Fanny Gallot, historienne: “A chaque grève, c’est le mode de production capitaliste qui est remis en cause”

Fanny Gallot est historienne, maître de conférences en histoire contemporaine et chercheuse française à l'Université Paris-Est-Créteil. Elle s'intéresse aux inégalités de genre dans les conditions de travail et la participation des femmes dans les conflits ouvriers. © Marion Esquerre

Maîtresse de conférence à l’université Paris-Est Créteil, Fanny Gallot est spécialiste de l’histoire des mouvements sociaux. Elle revient pour Est-Actu sur l’importance du blocage comme outil de mobilisation pour les grévistes.

Est-Actu: Grèves, blocages, sabotages sont des mots qui reviennent durant les manifestations de ce mois de décembre. Ces termes ont-ils gagné de l’importance dans les récentes mobilisations ?

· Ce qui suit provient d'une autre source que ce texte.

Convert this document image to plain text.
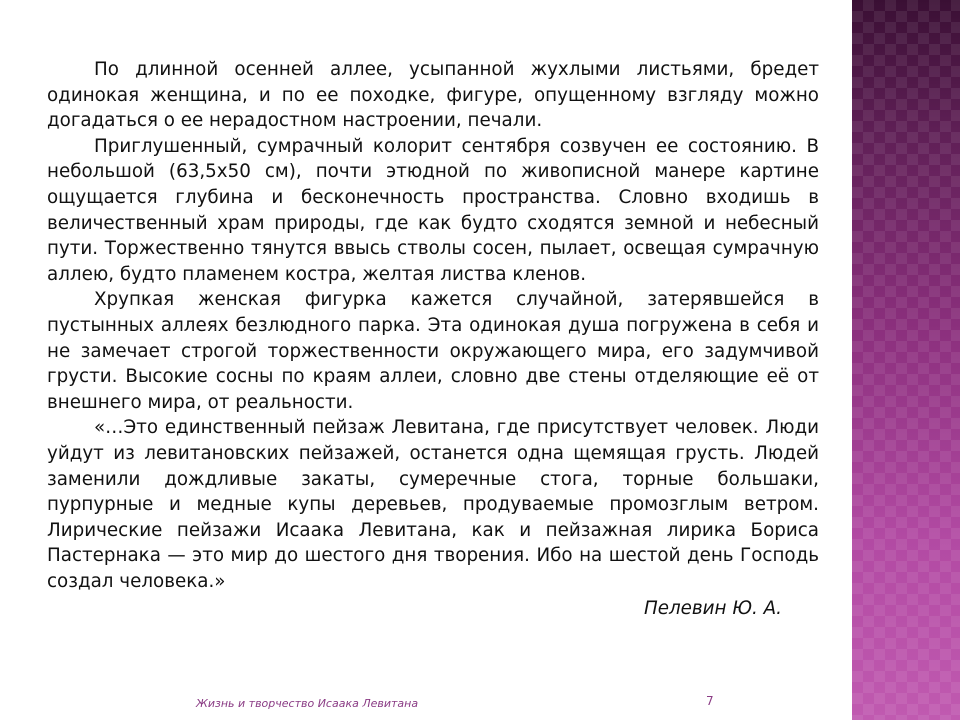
По длинной осенней аллее, усыпанной жухлыми листьями, бредет одинокая женщина, и по ее походке, фигуре, опущенному взгляду можно догадаться о ее нерадостном настроении, печали.

Приглушенный, сумрачный колорит сентября созвучен ее состоянию. В небольшой (63,5x50 см), почти этюдной по живописной манере картине ощущается глубина и бесконечность пространства. Словно входишь в величественный храм природы, где как будто сходятся земной и небесный пути. Торжественно тянутся ввысь стволы сосен, пылает, освещая сумрачную аллею, будто пламенем костра, желтая листва кленов.

Хрупкая женская фигурка кажется случайной, затерявшейся в пустынных аллеях безлюдного парка. Эта одинокая душа погружена в себя и не замечает строгой торжественности окружающего мира, его задумчивой грусти. Высокие сосны по краям аллеи, словно две стены отделяющие её от внешнего мира, от реальности.

«…Это единственный пейзаж Левитана, где присутствует человек. Люди уйдут из левитановских пейзажей, останется одна щемящая грусть. Людей заменили дождливые закаты, сумеречные стога, торные большаки, пурпурные и медные купы деревьев, продуваемые промозглым ветром. Лирические пейзажи Исаака Левитана, как и пейзажная лирика Бориса Пастернака — это мир до шестого дня творения. Ибо на шестой день Господь создал человека.»

Пелевин Ю. А.
Жизнь и творчество Исаака Левитана	7
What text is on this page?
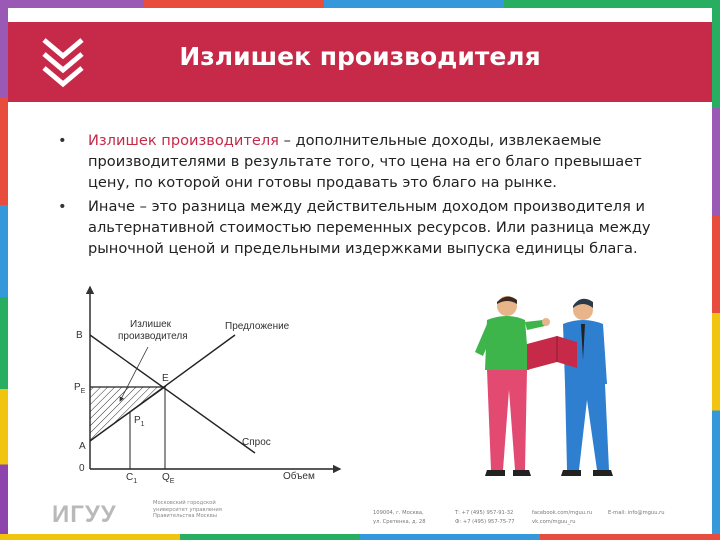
Излишек производителя
• Излишек производителя – дополнительные доходы, извлекаемые производителями в результате того, что цена на его благо превышает цену, по которой они готовы продавать это благо на рынке.
• Иначе – это разница между действительным доходом производителя и альтернативной стоимостью переменных ресурсов. Или разница между рыночной ценой и предельными издержками выпуска единицы блага.
Излишек
производителя
Предложение
Спрос
Объем
B
$P_E$
E
$P_1$
A
0
$C_1$ $Q_E$
ИГУУ	Московский городской университет управления Правительства Москвы
109004, г. Москва,
ул. Сретенка, д. 28
Т: +7 (495) 957-91-32
Ф: +7 (495) 957-75-77
facebook.com/mguu.ru
vk.com/mguu_ru
E-mail: info@mguu.ru
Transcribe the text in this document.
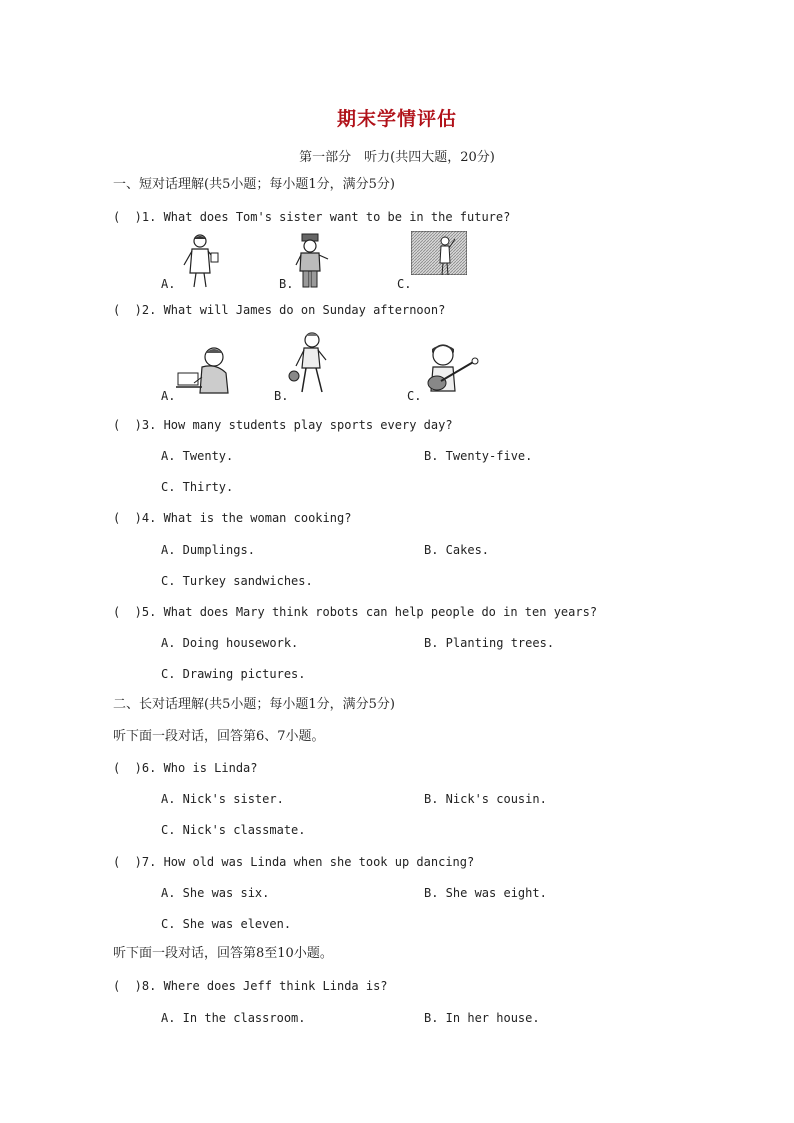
期末学情评估
第一部分　听力(共四大题，20分)
一、短对话理解(共5小题；每小题1分，满分5分)
(  )1. What does Tom's sister want to be in the future?
A.	B.	C.
(  )2. What will James do on Sunday afternoon?
A.	B.	C.
(  )3. How many students play sports every day?
A. Twenty.	B. Twenty-five.
C. Thirty.
(  )4. What is the woman cooking?
A. Dumplings.	B. Cakes.
C. Turkey sandwiches.
(  )5. What does Mary think robots can help people do in ten years?
A. Doing housework.	B. Planting trees.
C. Drawing pictures.
二、长对话理解(共5小题；每小题1分，满分5分)
听下面一段对话，回答第6、7小题。
(  )6. Who is Linda?
A. Nick's sister.	B. Nick's cousin.
C. Nick's classmate.
(  )7. How old was Linda when she took up dancing?
A. She was six.	B. She was eight.
C. She was eleven.
听下面一段对话，回答第8至10小题。
(  )8. Where does Jeff think Linda is?
A. In the classroom.	B. In her house.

Fanny Gallot: Bloquer l’espace public, c’est l’essence même d’une grève: elle ne peut pas se faire discrètement. Et le sabotage n’est pas un phénomène nouveau. Il précède même la grève comme moyen de lutte au début de l’ère industrielle. Au XIXe siècle, les ouvriers du textile détruisaient leurs machines. Les luddistes, l’équivalent anglais de nos canuts, en avaient même fait leur moyen d’action principal. Plus tard, l’idée de se réapproprier l’outil de production est apparue et il n’est plus question de le détruire. Des usines du Piémont dans les années 1920 aux Fralib de Marseille en 2013, l’idée est la même: les outils de travail doivent appartenir aux ouvriers.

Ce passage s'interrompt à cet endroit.